[Semantic Scholar] – [Code] – [Tweet] – [Video] – [Slide]
Change Logs:
- 2023-10-05: First draft. This paper appears at EACL 2023; it is dated 2204.08952. The code is not released.
Overview
Paraphrasing and back-translation methods are only applicable for texts that are not sensitive to changes in texts. However, the privacy policies could convey wildly different meanings for small differences in the texts; this makes these two techniques less applicable to the problem being studied.
Method
The authors propose a coarse-to-fine architecture for retrieval-based data augmentation. It consists of an ensemble of retrieval and filter models; these models include (1) regular BERT, (2) PBERT, a BERT fine-tuned with MLM objective on the privacy policies, and (3) the PBERT fine-tuned with SimCSE.
- Retrieval Model (Bi-Encoder): This is a typical structure proposed in [1].
- Filter Model (Cross-Encoder): This is indeed a text classification model that takes the query, retrieved sentence pair and return a binary decision.
Note that
- The retrieval model and filter model are trained separately; they are not jointly trained in this work.

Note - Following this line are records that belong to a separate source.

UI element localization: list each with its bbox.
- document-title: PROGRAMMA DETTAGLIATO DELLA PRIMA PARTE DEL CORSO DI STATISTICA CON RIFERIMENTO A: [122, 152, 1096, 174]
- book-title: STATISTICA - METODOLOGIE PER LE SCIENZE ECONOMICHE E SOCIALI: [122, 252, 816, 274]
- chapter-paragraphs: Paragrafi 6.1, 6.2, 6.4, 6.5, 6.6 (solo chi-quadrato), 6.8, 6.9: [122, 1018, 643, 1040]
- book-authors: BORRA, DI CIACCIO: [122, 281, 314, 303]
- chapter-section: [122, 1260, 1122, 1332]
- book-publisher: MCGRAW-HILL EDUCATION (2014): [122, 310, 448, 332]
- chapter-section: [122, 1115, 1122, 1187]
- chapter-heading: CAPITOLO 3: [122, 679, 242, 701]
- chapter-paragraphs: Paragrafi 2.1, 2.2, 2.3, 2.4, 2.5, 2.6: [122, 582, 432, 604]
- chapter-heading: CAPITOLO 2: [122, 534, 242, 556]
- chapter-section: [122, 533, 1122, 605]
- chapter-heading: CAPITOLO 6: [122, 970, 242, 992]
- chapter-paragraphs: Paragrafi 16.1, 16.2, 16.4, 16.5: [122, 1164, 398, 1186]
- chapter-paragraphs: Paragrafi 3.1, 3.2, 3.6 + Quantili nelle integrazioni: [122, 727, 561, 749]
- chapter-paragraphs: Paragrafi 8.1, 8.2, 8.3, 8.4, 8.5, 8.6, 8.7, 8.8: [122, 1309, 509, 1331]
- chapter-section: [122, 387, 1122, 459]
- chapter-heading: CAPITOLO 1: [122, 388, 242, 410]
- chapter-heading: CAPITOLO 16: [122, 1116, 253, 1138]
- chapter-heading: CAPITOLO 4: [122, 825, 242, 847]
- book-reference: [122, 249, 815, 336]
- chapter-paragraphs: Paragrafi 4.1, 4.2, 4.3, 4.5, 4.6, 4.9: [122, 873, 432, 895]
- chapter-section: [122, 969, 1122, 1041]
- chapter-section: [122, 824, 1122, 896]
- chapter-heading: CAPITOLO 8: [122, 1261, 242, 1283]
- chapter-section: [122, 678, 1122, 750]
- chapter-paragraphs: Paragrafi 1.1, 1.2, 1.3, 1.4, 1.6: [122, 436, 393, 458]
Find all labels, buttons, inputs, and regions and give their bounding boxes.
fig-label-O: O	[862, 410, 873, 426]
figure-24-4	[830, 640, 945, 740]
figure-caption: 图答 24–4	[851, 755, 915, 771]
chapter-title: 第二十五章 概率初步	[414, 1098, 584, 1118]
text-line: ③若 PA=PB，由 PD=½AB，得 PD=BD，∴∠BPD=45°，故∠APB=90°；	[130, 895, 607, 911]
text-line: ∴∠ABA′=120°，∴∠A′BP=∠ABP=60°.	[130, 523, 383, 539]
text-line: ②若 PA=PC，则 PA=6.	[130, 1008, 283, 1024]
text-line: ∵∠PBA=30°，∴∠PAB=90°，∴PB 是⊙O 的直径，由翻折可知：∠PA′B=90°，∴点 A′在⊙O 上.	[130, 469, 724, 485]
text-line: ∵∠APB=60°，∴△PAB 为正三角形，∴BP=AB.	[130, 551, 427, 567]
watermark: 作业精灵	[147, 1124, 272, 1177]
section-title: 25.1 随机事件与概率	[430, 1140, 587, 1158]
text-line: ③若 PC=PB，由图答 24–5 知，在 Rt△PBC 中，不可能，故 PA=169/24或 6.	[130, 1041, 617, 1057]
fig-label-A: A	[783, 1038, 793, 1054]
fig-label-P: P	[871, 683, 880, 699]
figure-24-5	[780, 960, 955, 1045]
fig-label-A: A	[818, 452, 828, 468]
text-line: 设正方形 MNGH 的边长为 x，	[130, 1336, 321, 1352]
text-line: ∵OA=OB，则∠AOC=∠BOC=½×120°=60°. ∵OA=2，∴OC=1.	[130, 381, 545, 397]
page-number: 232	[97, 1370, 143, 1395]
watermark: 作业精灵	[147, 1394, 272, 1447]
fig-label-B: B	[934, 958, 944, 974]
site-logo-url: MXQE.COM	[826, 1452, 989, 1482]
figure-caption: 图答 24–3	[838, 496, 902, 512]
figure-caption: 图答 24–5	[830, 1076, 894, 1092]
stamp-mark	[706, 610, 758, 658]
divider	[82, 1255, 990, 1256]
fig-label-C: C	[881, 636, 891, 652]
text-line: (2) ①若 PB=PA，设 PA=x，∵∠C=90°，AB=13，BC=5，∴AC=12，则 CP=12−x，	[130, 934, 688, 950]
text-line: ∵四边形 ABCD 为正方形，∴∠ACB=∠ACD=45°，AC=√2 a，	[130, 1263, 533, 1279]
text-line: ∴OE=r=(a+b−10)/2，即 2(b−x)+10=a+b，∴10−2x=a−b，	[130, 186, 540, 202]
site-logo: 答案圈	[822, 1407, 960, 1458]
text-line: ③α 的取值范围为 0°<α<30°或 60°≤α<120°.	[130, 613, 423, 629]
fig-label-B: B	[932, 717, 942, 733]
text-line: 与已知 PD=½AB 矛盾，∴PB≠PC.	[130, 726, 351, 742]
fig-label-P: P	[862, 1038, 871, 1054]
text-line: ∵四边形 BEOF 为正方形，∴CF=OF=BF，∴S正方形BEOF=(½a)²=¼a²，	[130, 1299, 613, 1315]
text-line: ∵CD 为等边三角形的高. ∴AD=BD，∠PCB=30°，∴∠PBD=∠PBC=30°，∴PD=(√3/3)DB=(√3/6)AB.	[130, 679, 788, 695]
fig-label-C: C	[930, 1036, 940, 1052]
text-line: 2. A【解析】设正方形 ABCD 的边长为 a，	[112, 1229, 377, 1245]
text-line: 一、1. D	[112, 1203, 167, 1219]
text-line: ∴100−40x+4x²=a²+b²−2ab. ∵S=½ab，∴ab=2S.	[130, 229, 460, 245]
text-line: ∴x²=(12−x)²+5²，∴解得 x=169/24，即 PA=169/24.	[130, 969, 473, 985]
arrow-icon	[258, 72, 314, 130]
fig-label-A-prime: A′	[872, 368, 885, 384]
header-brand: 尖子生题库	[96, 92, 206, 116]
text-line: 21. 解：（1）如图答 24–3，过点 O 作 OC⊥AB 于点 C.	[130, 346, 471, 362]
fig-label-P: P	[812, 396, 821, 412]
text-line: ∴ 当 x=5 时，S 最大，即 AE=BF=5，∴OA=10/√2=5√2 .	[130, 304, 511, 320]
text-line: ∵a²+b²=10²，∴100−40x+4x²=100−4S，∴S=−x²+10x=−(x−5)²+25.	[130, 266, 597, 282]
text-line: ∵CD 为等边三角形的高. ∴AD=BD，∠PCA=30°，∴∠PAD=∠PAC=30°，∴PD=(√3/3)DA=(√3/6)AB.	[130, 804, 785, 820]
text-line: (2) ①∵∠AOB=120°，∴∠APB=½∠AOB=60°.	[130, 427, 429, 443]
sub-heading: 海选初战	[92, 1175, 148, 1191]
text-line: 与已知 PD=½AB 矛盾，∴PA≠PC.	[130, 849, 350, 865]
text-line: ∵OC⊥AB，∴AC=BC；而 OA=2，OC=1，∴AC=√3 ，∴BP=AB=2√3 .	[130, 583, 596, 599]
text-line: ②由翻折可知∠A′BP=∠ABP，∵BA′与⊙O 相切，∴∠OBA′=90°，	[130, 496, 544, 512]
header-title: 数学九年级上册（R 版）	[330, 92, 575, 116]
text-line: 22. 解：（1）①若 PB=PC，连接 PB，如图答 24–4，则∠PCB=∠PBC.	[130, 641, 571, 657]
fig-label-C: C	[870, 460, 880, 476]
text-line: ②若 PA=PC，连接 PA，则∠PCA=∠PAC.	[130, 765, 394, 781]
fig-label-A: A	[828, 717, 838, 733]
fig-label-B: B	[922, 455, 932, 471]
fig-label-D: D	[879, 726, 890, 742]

- The ensemble here is more like three systems working in parallel and aggregating the collected sentences altogether at last.
During inference, the top-k retrieved samples are filtered by the trained filter model. The aggregated retrieved texts are combined with original dataset to fine-tune the privacy QA model.
Reference
- Dense Passage Retrieval for Open-Domain Question Answering (Karpukhin et al., EMNLP 2020) and HuggingFace.